What is worse, rewiring RenderPass attachments or additional RenderPasses?

I want to set up a system for “hot-loading” RenderPasses, for an end goal along the lines of “I’m not using post-processing in this scene, so let’s remove the RenderPass for it. Now in the next scene, I need it again, so add it back in.”.

I was in the process of thinking about how to handle clearing the screen in the beginning, and presenting in the end.

“Rewiring” the attachments of the RenderPasses when the chain changes seems doable, but might get somewhat complex.

However, is it better to just have a chain like S-H-H-H-E, where S is the start RenderPass that only clears the screen, E is the end RenderPass that only presents, and H are the RenderPasses that can be “hot-loaded” in or out?

In the meantime I found this stackoverflow answer, which hints that it’s possible to simply clear the screen without using a RenderPass for it:

You could stop clearing the attachments on load. Just manually clear them, either before the render pass begins or at the start of the first subpass.

vkCmdClearColorImage should do the trick.


However, that answer also mentions

That being said, render passes are not cheap, and this is really not the way to use them. The correct solution is to restructure your rendering code so that you only need a single render pass.

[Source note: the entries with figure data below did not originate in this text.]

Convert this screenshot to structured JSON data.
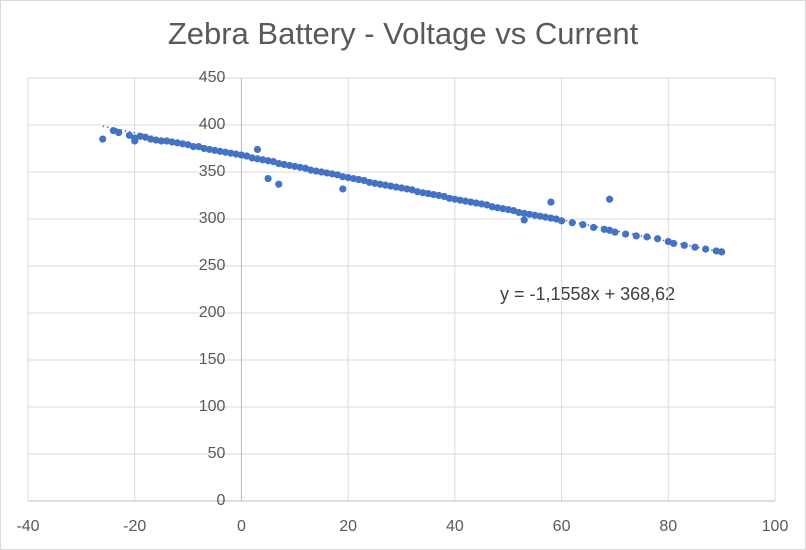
{
  "chart_data": {
    "type": "scatter",
    "title": "Zebra Battery - Voltage vs Current",
    "annotation": "y = -1,1558x + 368,62",
    "xlim": [
      -40,
      100
    ],
    "xticks": [
      -40,
      -20,
      0,
      20,
      40,
      60,
      80,
      100
    ],
    "ylim": [
      0,
      450
    ],
    "yticks": [
      0,
      50,
      100,
      150,
      200,
      250,
      300,
      350,
      400,
      450
    ],
    "grid": true,
    "series": [
      {
        "color": "#4472c4",
        "x": [
          -26,
          -24,
          -23,
          -21,
          -20,
          -19,
          -18,
          -17,
          -16,
          -15,
          -14,
          -13,
          -12,
          -11,
          -10,
          -9,
          -8,
          -7,
          -6,
          -5,
          -4,
          -3,
          -2,
          -1,
          0,
          1,
          2,
          3,
          4,
          5,
          6,
          7,
          8,
          9,
          10,
          11,
          12,
          13,
          14,
          15,
          16,
          17,
          18,
          19,
          20,
          21,
          22,
          23,
          24,
          25,
          26,
          27,
          28,
          29,
          30,
          31,
          32,
          33,
          34,
          35,
          36,
          37,
          38,
          39,
          40,
          41,
          42,
          43,
          44,
          45,
          46,
          47,
          48,
          49,
          50,
          51,
          52,
          53,
          54,
          55,
          56,
          57,
          58,
          59,
          60,
          62,
          64,
          66,
          68,
          69,
          70,
          72,
          74,
          76,
          78,
          80,
          81,
          83,
          85,
          87,
          89,
          90,
          5,
          7,
          19,
          58,
          69,
          -20,
          3,
          53
        ],
        "values": [
          385,
          394,
          392,
          389,
          386,
          388,
          387,
          385,
          384,
          383,
          383,
          382,
          381,
          380,
          379,
          377,
          377,
          375,
          374,
          373,
          372,
          371,
          370,
          369,
          368,
          367,
          365,
          364,
          363,
          362,
          361,
          359,
          358,
          357,
          356,
          355,
          354,
          352,
          351,
          350,
          349,
          348,
          347,
          345,
          344,
          343,
          342,
          341,
          339,
          338,
          337,
          336,
          335,
          334,
          333,
          332,
          331,
          329,
          328,
          327,
          326,
          325,
          324,
          322,
          321,
          320,
          319,
          318,
          317,
          316,
          315,
          313,
          312,
          311,
          310,
          309,
          307,
          306,
          305,
          304,
          303,
          302,
          301,
          300,
          298,
          296,
          294,
          291,
          289,
          288,
          286,
          284,
          282,
          281,
          279,
          276,
          274,
          272,
          270,
          268,
          266,
          265,
          343,
          337,
          332,
          318,
          321,
          383,
          374,
          299
        ]
      }
    ],
    "trendline": {
      "color": "#4472c4",
      "x": [
        -26,
        90
      ],
      "values": [
        398.7,
        264.6
      ]
    }
  }
}
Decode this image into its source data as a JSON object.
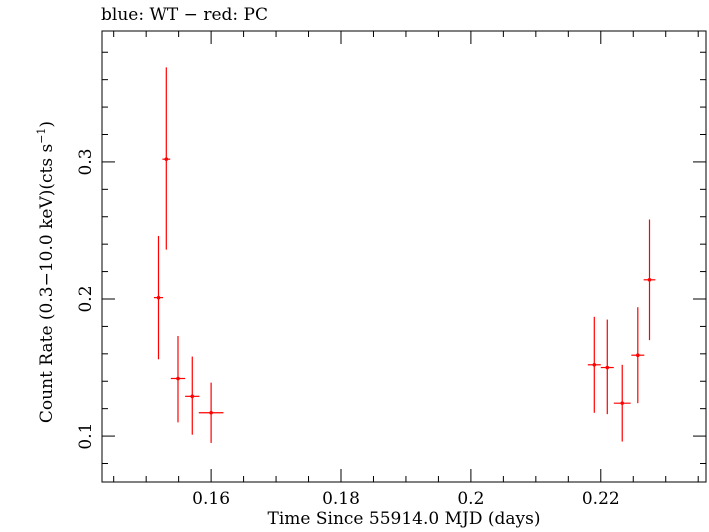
{
  "chart_data": {
    "type": "scatter",
    "title": "blue: WT − red: PC",
    "xlabel": "Time Since 55914.0 MJD (days)",
    "ylabel": "Count Rate (0.3−10.0 keV)(cts s",
    "ylabel_sup": "−1",
    "ylabel_end": ")",
    "xlim": [
      0.1432,
      0.2362
    ],
    "ylim": [
      0.0665,
      0.3955
    ],
    "xticks": [
      0.16,
      0.18,
      0.2,
      0.22
    ],
    "xtick_labels": [
      "0.16",
      "0.18",
      "0.2",
      "0.22"
    ],
    "yticks": [
      0.1,
      0.2,
      0.3
    ],
    "ytick_labels": [
      "0.1",
      "0.2",
      "0.3"
    ],
    "grid": false,
    "series": [
      {
        "name": "PC",
        "color": "#ff0000",
        "points": [
          {
            "x": 0.1519,
            "xerr": 0.0007,
            "y": 0.201,
            "ylo": 0.156,
            "yhi": 0.246
          },
          {
            "x": 0.1531,
            "xerr": 0.0006,
            "y": 0.302,
            "ylo": 0.236,
            "yhi": 0.369
          },
          {
            "x": 0.1549,
            "xerr": 0.0011,
            "y": 0.142,
            "ylo": 0.11,
            "yhi": 0.173
          },
          {
            "x": 0.1571,
            "xerr": 0.0011,
            "y": 0.129,
            "ylo": 0.101,
            "yhi": 0.158
          },
          {
            "x": 0.16,
            "xerr": 0.0019,
            "y": 0.117,
            "ylo": 0.095,
            "yhi": 0.139
          },
          {
            "x": 0.219,
            "xerr": 0.001,
            "y": 0.152,
            "ylo": 0.117,
            "yhi": 0.187
          },
          {
            "x": 0.221,
            "xerr": 0.001,
            "y": 0.15,
            "ylo": 0.116,
            "yhi": 0.185
          },
          {
            "x": 0.2233,
            "xerr": 0.0013,
            "y": 0.124,
            "ylo": 0.096,
            "yhi": 0.152
          },
          {
            "x": 0.2257,
            "xerr": 0.001,
            "y": 0.159,
            "ylo": 0.124,
            "yhi": 0.194
          },
          {
            "x": 0.2275,
            "xerr": 0.0009,
            "y": 0.214,
            "ylo": 0.17,
            "yhi": 0.258
          }
        ]
      }
    ]
  }
}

Info about the neighbouring pixels of a given pixel is often a requirement for post-processing effects. That’s not possible with a single RenderPass. So our hand is forced in that case, but otherwise we should not introduce additional RenderPasses.

This means a "static’ setup of one offscreen RenderPass for the geometry, and one post-processing RenderPass should work for most cases. While “hot-loading” might be more desirable for subpasses than RenderPasses.